Kaptan Selçuk İnan'ın, "Ligdeki yerimiz bize yakışmıyor. Bu kadro daha iyisini yapabileceğini göstermeli" söylemi takım arkadaşlarına kesin itici güç olmuş. Galatasaraylı futbolcular Kasımpaşa'ya karşı başta Selçuk olmak üzere istekli, coşkulu, mücadele gücü yüksek bir oyun ortaya koydu. Selçuk yüksek koşu kalitesiyle sahanın her yerine basarken arkadaşlarını da rakip oyuncuları takip etmeleri konusunda sık sık uyardı. Enfes bir gol atarak skoru rahatlatan Selçuk sadece kaptanlık yapmadı, oyunun ve hücum organizasyonların da lideri oldu. Selçuk'un uyarı ışığını hiç söndürmemesi Emre'nin, Sabri'nin ve Olcan'ın daha dikkatli, mücadeleci oynamaları ve daha etkili pas kullanmalarına katkı sağladı..

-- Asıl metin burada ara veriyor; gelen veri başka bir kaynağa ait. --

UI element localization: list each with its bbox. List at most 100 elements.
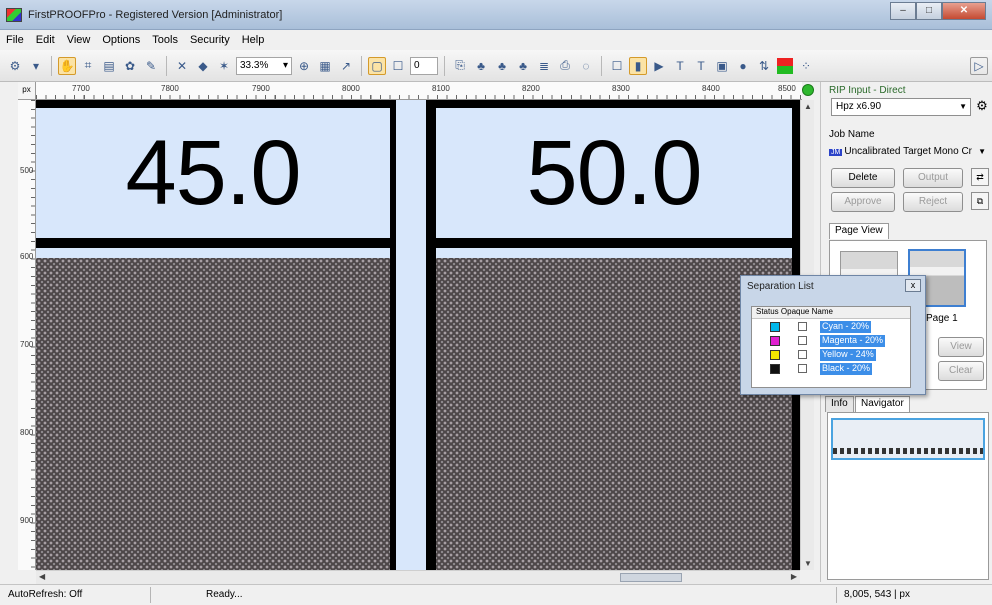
refresh-icon[interactable]: ◌ <box>577 57 595 75</box>
close-icon[interactable]: x <box>905 279 921 292</box>
zoom-out-icon[interactable]: ✶ <box>215 57 233 75</box>
menu-bar: File Edit View Options Tools Security He… <box>0 30 992 50</box>
navigator-panel <box>827 412 989 580</box>
crop-tool-icon[interactable]: ⌗ <box>79 57 97 75</box>
text-alt-icon[interactable]: T <box>692 57 710 75</box>
page-number-field[interactable]: 0 <box>410 56 438 75</box>
ruler-label: 800 <box>20 428 34 437</box>
ruler-vertical: 500 600 700 800 900 <box>18 100 36 570</box>
ruler-label: 7700 <box>72 84 90 93</box>
compare-icon[interactable]: ⧉ <box>971 192 989 210</box>
autorefresh-status: AutoRefresh: Off <box>8 589 83 600</box>
menu-tools[interactable]: Tools <box>152 34 178 46</box>
ruler-label: 7800 <box>161 84 179 93</box>
opaque-checkbox[interactable] <box>798 322 807 331</box>
spot-c-icon[interactable]: ♣ <box>472 57 490 75</box>
job-name-select[interactable]: JM Uncalibrated Target Mono Cr ▼ <box>829 144 989 162</box>
measure-icon[interactable]: ↗ <box>337 57 355 75</box>
close-button[interactable]: ✕ <box>942 2 986 20</box>
separation-name: Black - 20% <box>820 363 873 375</box>
stamp-icon[interactable]: ✿ <box>121 57 139 75</box>
ruler-unit: px <box>18 82 36 100</box>
clear-button[interactable]: Clear <box>938 361 984 381</box>
status-ok-icon <box>802 84 814 96</box>
menu-options[interactable]: Options <box>102 34 140 46</box>
halftone-pattern <box>436 258 792 570</box>
output-options-icon[interactable]: ⇄ <box>971 168 989 186</box>
menu-help[interactable]: Help <box>242 34 265 46</box>
black-status-icon <box>770 364 780 374</box>
frame-icon[interactable]: ☐ <box>608 57 626 75</box>
ruler-label: 600 <box>20 252 34 261</box>
separation-row-black[interactable]: Black - 20% <box>752 363 910 376</box>
view-button[interactable]: View <box>938 337 984 357</box>
page-icon[interactable]: ☐ <box>389 57 407 75</box>
horizontal-scrollbar[interactable]: ◀ ▶ <box>36 570 800 584</box>
menu-edit[interactable]: Edit <box>36 34 55 46</box>
highlight-icon[interactable]: ▮ <box>629 56 647 75</box>
settings-gear-icon[interactable]: ⚙ <box>973 98 991 116</box>
export-icon[interactable]: ⎘ <box>451 57 469 75</box>
tab-navigator[interactable]: Navigator <box>855 396 910 412</box>
text-icon[interactable]: T <box>671 57 689 75</box>
spot-y-icon[interactable]: ♣ <box>514 57 532 75</box>
dots-icon[interactable]: ⁘ <box>797 57 815 75</box>
page-thumb-label: Page 1 <box>926 313 958 324</box>
separation-row-cyan[interactable]: Cyan - 20% <box>752 321 910 334</box>
tab-info[interactable]: Info <box>825 396 854 412</box>
navigator-preview[interactable] <box>831 418 985 460</box>
job-name-label: Job Name <box>829 129 875 140</box>
page-view-icon[interactable]: ▢ <box>368 56 386 75</box>
panel-gutter <box>396 100 426 570</box>
list-icon[interactable]: ≣ <box>535 57 553 75</box>
opaque-checkbox[interactable] <box>798 350 807 359</box>
target-icon[interactable]: ● <box>734 57 752 75</box>
document-icon[interactable]: ▤ <box>100 57 118 75</box>
spot-m-icon[interactable]: ♣ <box>493 57 511 75</box>
scroll-up-icon[interactable]: ▲ <box>804 102 812 111</box>
menu-file[interactable]: File <box>6 34 24 46</box>
rip-icon[interactable]: ⚙ <box>6 57 24 75</box>
panel-value: 45.0 <box>125 121 301 224</box>
scroll-down-icon[interactable]: ▼ <box>804 559 812 568</box>
zoom-plus-icon[interactable]: ⊕ <box>295 57 313 75</box>
opaque-checkbox[interactable] <box>798 336 807 345</box>
scroll-thumb[interactable] <box>620 573 682 582</box>
tab-page-view[interactable]: Page View <box>829 223 889 239</box>
halftone-pattern <box>36 258 390 570</box>
reject-button[interactable]: Reject <box>903 192 963 212</box>
eyedropper-icon[interactable]: ✎ <box>142 57 160 75</box>
job-badge: JM <box>829 149 843 156</box>
delete-button[interactable]: Delete <box>831 168 895 188</box>
hand-tool-icon[interactable]: ✋ <box>58 56 76 75</box>
separation-row-magenta[interactable]: Magenta - 20% <box>752 335 910 348</box>
play-icon[interactable]: ▷ <box>970 56 988 75</box>
color-toggle-icon[interactable]: ⇅ <box>755 57 773 75</box>
ruler-label: 7900 <box>252 84 270 93</box>
zoom-select[interactable]: 33.3% ▾ <box>236 56 292 75</box>
title-bar: FirstPROOFPro - Registered Version [Admi… <box>0 0 992 30</box>
image-icon[interactable]: ▣ <box>713 57 731 75</box>
scroll-right-icon[interactable]: ▶ <box>791 572 797 581</box>
output-button[interactable]: Output <box>903 168 963 188</box>
print-icon[interactable]: ⎙ <box>556 57 574 75</box>
approve-button[interactable]: Approve <box>831 192 895 212</box>
color-swatch-icon[interactable] <box>776 57 794 75</box>
fit-icon[interactable]: ✕ <box>173 57 191 75</box>
menu-view[interactable]: View <box>67 34 91 46</box>
grid-icon[interactable]: ▦ <box>316 57 334 75</box>
opaque-checkbox[interactable] <box>798 364 807 373</box>
minimize-button[interactable]: – <box>890 2 916 20</box>
maximize-button[interactable]: □ <box>916 2 942 20</box>
rip-device-select[interactable]: Hpz x6.90 ▼ <box>831 98 971 116</box>
magenta-status-icon <box>770 336 780 346</box>
pointer-icon[interactable]: ▶ <box>650 57 668 75</box>
zoom-in-icon[interactable]: ◆ <box>194 57 212 75</box>
proof-canvas[interactable]: 45.0 50.0 <box>36 100 800 570</box>
select-tool-icon[interactable]: ▾ <box>27 57 45 75</box>
ready-status: Ready... <box>206 589 243 600</box>
menu-security[interactable]: Security <box>190 34 230 46</box>
scroll-left-icon[interactable]: ◀ <box>39 572 45 581</box>
proof-panel-left: 45.0 <box>36 100 390 570</box>
separation-row-yellow[interactable]: Yellow - 24% <box>752 349 910 362</box>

Podolski'nin golünden sonra eleştirdiğim Emre'nin basın tribününe yönelik yaptığı el kol hareketini "Terbiyemi Galatasaray'dan öğrendim" dediği terbiyesine bırakıyorum.
Futbolcuya dayalı ortamda kazanırsan yönetici, taraftar ve futbolcu mutlu olur.
Kaybedersen tribünler, 'Yönetim istifa' diye bağırır.
Umut hamlesi doğruydu
Galatasaray ilk 20 dakikada çok üstündü, verilen ve verilmeyen golleri vardı. Podolski'nin golü ofsayt değildi. Kasımpaşa eşitliği sağlayınca Galatasaraylı bazı oyuncuların travmaya girmelerini Selçuk "Kendinize gelin" uyarısıyla önledi.
Riekerink'in ikinci yarı Bilal'in yerine Umut'u oyuna alması Podolski'yi boşa çıkardı ve bu hamle Galatasaray'a hücum etkinliği kazandırdı.
Öncelikle kale arkası hakemi Bülent Birincioğlu'nu kutluyorum. Podolski'nin attığı golde topun rakipten geldiğini söyleme cesareti inşallah diğer hakemlere de örnek olur.
Alman yıldız çok çalıştı, orta alanda Selçuk ve Emre'nin rahat top kullanmaları için 'pas durağı' oldu. Sabri çok koştu, Emre ayağında top tutmadığında G.Saray'ın hızlı hücumlarını hazırladı. Carole ve Linnes de iyiydi.